Fed Chairman Ben Bernanke gave another one of his "innovative" press conferences this afternoon, reiterating that the US economy is recovering only weakly, and ruling out, for the time being at least, another round of quantitative easing. Thus the press conference didn't really provide any new news, and the stock market seemed unimpressed, trading down a bit as the meeting progressed, then collapsing in the remainder of the day.

The core of the message was that the economy is still recovering only slowly, enough that the Federal Open Market Committee (FOMC) members have cut their forecasts of US economic growth by a half of a percentage point, to an average of 2.7 to 2.9 percent for 2012, and 3.7 to 3.9 percent for 2012.

Earlier in the day the Fed gave these views of the US economy:

  • Recovery continues but weaker than expected
  • Employment weaker than expected
  • Causes of weakness may be temporary - higher fuel and food
  • Inflation is up a bit, but expectations are stable
Looking to the future, the FOMC said it expected the pace to pick up again. However its decision to keep interest rates near zero was unanimous.
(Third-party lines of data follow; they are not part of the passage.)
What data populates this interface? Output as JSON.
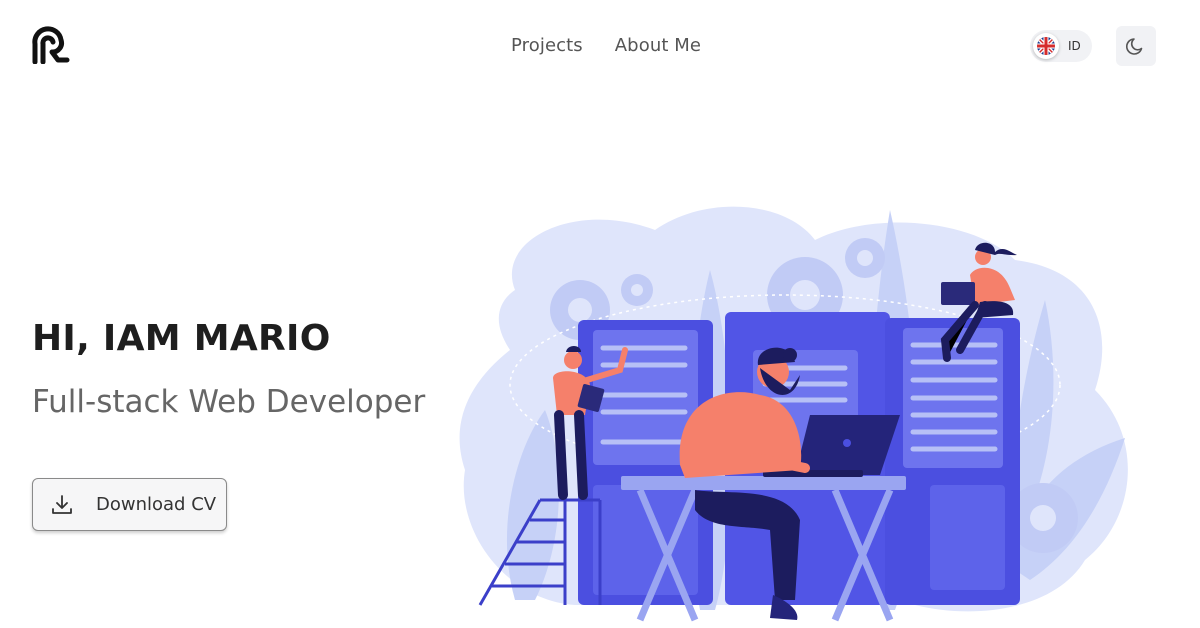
{
  "header": {
    "logo_icon": "re-logo-icon",
    "nav": [
      {
        "label": "Projects"
      },
      {
        "label": "About Me"
      }
    ],
    "language_toggle": {
      "flag_icon": "uk-flag-icon",
      "label": "ID"
    },
    "theme_toggle_icon": "moon-icon"
  },
  "hero": {
    "title": "HI, IAM MARIO",
    "subtitle": "Full-stack Web Developer",
    "download_button": {
      "label": "Download CV",
      "icon": "download-icon"
    }
  },
  "illustration": {
    "icon": "developer-server-room-illustration"
  },
  "colors": {
    "accent_blue": "#5155e6",
    "light_blue": "#dfe5fb",
    "coral": "#f5806b",
    "navy": "#2a2a7a",
    "text_dark": "#1e1e1e",
    "text_muted": "#666666"
  }
}
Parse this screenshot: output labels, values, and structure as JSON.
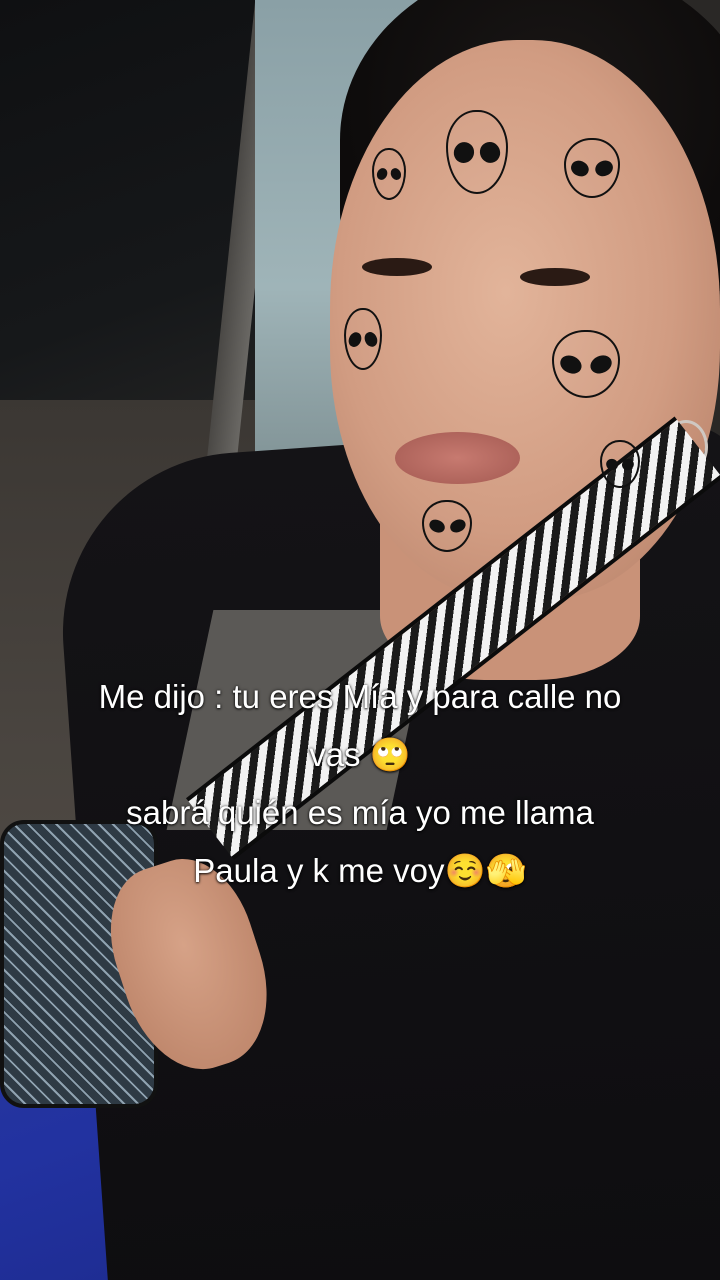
{
  "caption": {
    "line1": "Me dijo : tu eres Mía y para calle no",
    "line2": "vas 🙄",
    "line3": "sabrá quién es mía yo me llama",
    "line4": "Paula y k me voy☺️🫣"
  },
  "stickers": {
    "icon": "alien-face-icon",
    "count": 8
  },
  "colors": {
    "caption_text": "#ffffff",
    "sticker_outline": "#111111",
    "skirt": "#2232a0",
    "jacket": "#141316"
  }
}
What the markets have been looking for is a signal that the Fed will undertake another round of quantitative easing.

The release this morning said only that the last round of QE was coming to an end, and that the Fed won't be selling the securities it has bought in the process.

In the meeting, however, Chairman Bernanke did point out that employment and inflation are much better now than they were when he first started talking about quantitative easing. To me, at least, it sounded as though we can rule out another QE for a while.

This morning, however, expert bond manager Bill Gross of Pimco predicted via Twitter that the Fed will be announcing a third go-round on QE at the next big meeting of bankers in August at Jackson Hole, Wyoming:

Gross, the co-chief investment officer of PIMCO, the world's top bond manager, on Wednesday said on Twitter: "Next Jackson Hole in August will likely hint at QE3 / interest rate caps."
Bill Gross is often right, but not always, and Mr. Bernanke reinforced the point that nothing is in the works for quantitative easing.

He also commented, if only indirectly, on current political debate regarding budget deficits. "I don't think sharp cuts in the deficit would create jobs," he offered, saying that cuts at the state and local government level and withdrawal of federal stimulus had already proved a drag on the economy. "Our budget problems are long run," he said: "A focus on the near term is not optimal."